Gov. Kate Brown has announced new preventative measures in an attempt to stem the rising number of COVID-19 coronavirus cases in Oregon.
All requirements take effect Friday, July 24.
The governor was accompanied by Dr. Dean Sidelinger, the state epidemiologist, at an announcement Wednesday.
"The COVID-19 virus is beginning to spread too quickly throughout Oregon, so it's time for further actions to stop the spread of this disease," she said. "Keep in mind that this is not an on-or-off switch. This disease is something that, for the time being, we must learn to live with.
"When we see the numbers rise, we must respond in turn."
The announcement was made on the same day that the Oregon Health Authority reported reported 264 new confirmed and presumptive cases of COVID-19 and two new deaths from the virus. The new figures increase thestate total to 15,393 and raise the death toll to 264.
The three measures:
• Face coverings: Children age 5 and older must wear face coverings while in indoor public spaces and outdoors when they cannot maintain social distancing of at least 6 feet. Coverings are still recommended, but not required, for children ages 2 to 5. This requirement will apply in all school settings.
Coverings are required indoors in gyms, even while exercising, and outdoors when distancing cannot be maintained.
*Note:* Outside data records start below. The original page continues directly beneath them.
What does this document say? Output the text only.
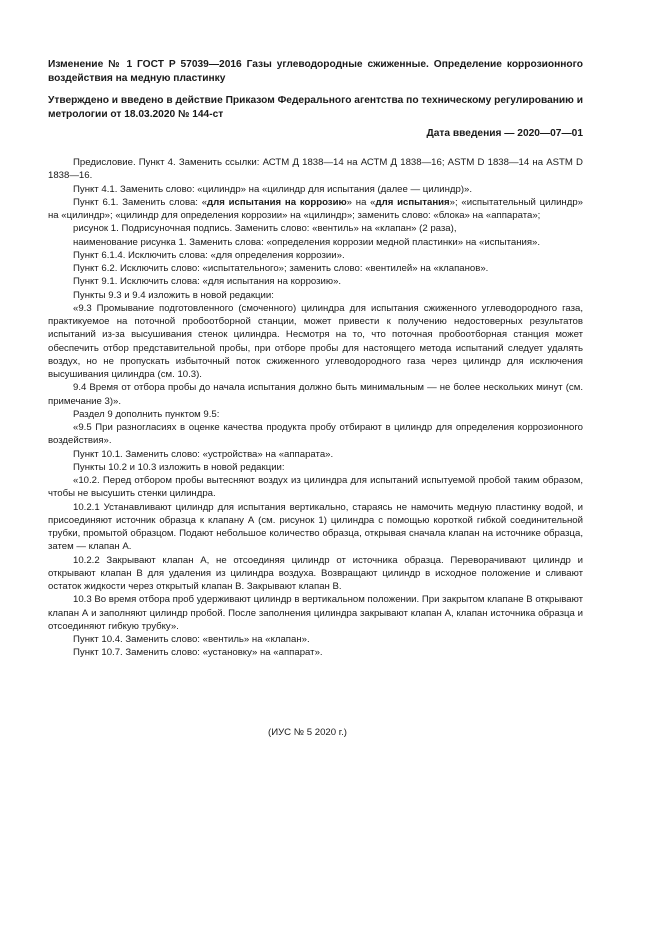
Изменение № 1 ГОСТ Р 57039—2016 Газы углеводородные сжиженные. Определение коррозионного воздействия на медную пластинку

Утверждено и введено в действие Приказом Федерального агентства по техническому регулированию и метрологии от 18.03.2020 № 144-ст

Дата введения — 2020—07—01

Предисловие. Пункт 4. Заменить ссылки: АСТМ Д 1838—14 на АСТМ Д 1838—16; ASTM D 1838—14 на ASTM D 1838—16.

Пункт 4.1. Заменить слово: «цилиндр» на «цилиндр для испытания (далее — цилиндр)».

Пункт 6.1. Заменить слова: «для испытания на коррозию» на «для испытания»; «испытательный цилиндр» на «цилиндр»; «цилиндр для определения коррозии» на «цилиндр»; заменить слово: «блока» на «аппарата»;

рисунок 1. Подрисуночная подпись. Заменить слово: «вентиль» на «клапан» (2 раза),

наименование рисунка 1. Заменить слова: «определения коррозии медной пластинки» на «испытания».

Пункт 6.1.4. Исключить слова: «для определения коррозии».

Пункт 6.2. Исключить слово: «испытательного»; заменить слово: «вентилей» на «клапанов».

Пункт 9.1. Исключить слова: «для испытания на коррозию».

Пункты 9.3 и 9.4 изложить в новой редакции:

«9.3 Промывание подготовленного (смоченного) цилиндра для испытания сжиженного углеводородного газа, практикуемое на поточной пробоотборной станции, может привести к получению недостоверных результатов испытаний из-за высушивания стенок цилиндра. Несмотря на то, что поточная пробоотборная станция может обеспечить отбор представительной пробы, при отборе пробы для настоящего метода испытаний следует удалять воздух, но не пропускать избыточный поток сжиженного углеводородного газа через цилиндр для исключения высушивания цилиндра (см. 10.3).

9.4 Время от отбора пробы до начала испытания должно быть минимальным — не более нескольких минут (см. примечание 3)».

Раздел 9 дополнить пунктом 9.5:

«9.5 При разногласиях в оценке качества продукта пробу отбирают в цилиндр для определения коррозионного воздействия».

Пункт 10.1. Заменить слово: «устройства» на «аппарата».

Пункты 10.2 и 10.3 изложить в новой редакции:

«10.2. Перед отбором пробы вытесняют воздух из цилиндра для испытаний испытуемой пробой таким образом, чтобы не высушить стенки цилиндра.

10.2.1 Устанавливают цилиндр для испытания вертикально, стараясь не намочить медную пластинку водой, и присоединяют источник образца к клапану А (см. рисунок 1) цилиндра с помощью короткой гибкой соединительной трубки, промытой образцом. Подают небольшое количество образца, открывая сначала клапан на источнике образца, затем — клапан А.

10.2.2 Закрывают клапан А, не отсоединяя цилиндр от источника образца. Переворачивают цилиндр и открывают клапан В для удаления из цилиндра воздуха. Возвращают цилиндр в исходное положение и сливают остаток жидкости через открытый клапан В. Закрывают клапан В.

10.3 Во время отбора проб удерживают цилиндр в вертикальном положении. При закрытом клапане В открывают клапан А и заполняют цилиндр пробой. После заполнения цилиндра закрывают клапан А, клапан источника образца и отсоединяют гибкую трубку».

Пункт 10.4. Заменить слово: «вентиль» на «клапан».

Пункт 10.7. Заменить слово: «установку» на «аппарат».

(ИУС № 5 2020 г.)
• Venue limits: The limit of people gathering at all indoor venues is lowered from 250 to 100 in all Phase 2 counties, and for restaurants and bars in all counties. The limit remains at 250 for outdoor gatherings. The limit remains at 10 for family or private gatherings. "We know that indoor gatherings pose a much higher risk than outdoors," she said.
• Earlier closures: Restaurants and bars in Phase 2 counties where limited indoor service is allowed must stop serving at 10 p.m., instead of midnight. This new requirement applies statewide.
"All of us changing our behavior in simple ways can prevent this tragedy in Oregon," Sidelinger said.
Brown said she expects she will hear critics on both sides.
"Some people will think these restrictions do not go far enough," Brown said. "They are legitimately worried about their family members, their friends and their neighbors. Others are going to hear these restrictions and think they go too far and are too onerous. Every business that has to close earlier or serve fewer customers will have to contend with even tighter margins to stay afloat."
Brown said state officials plan to update the county watch list later this week. The list consists of counties where infection rates have increased substantially. Some counties could come off the list, she said, but others may be added.
The three counties in the Portland metropolitan area are in Phase 1.
She also said there is a potential for 14-day quarantines for visitors from states with high infection rates, but she wants to consult with neighboring states beforehand. Some states have already taken this action.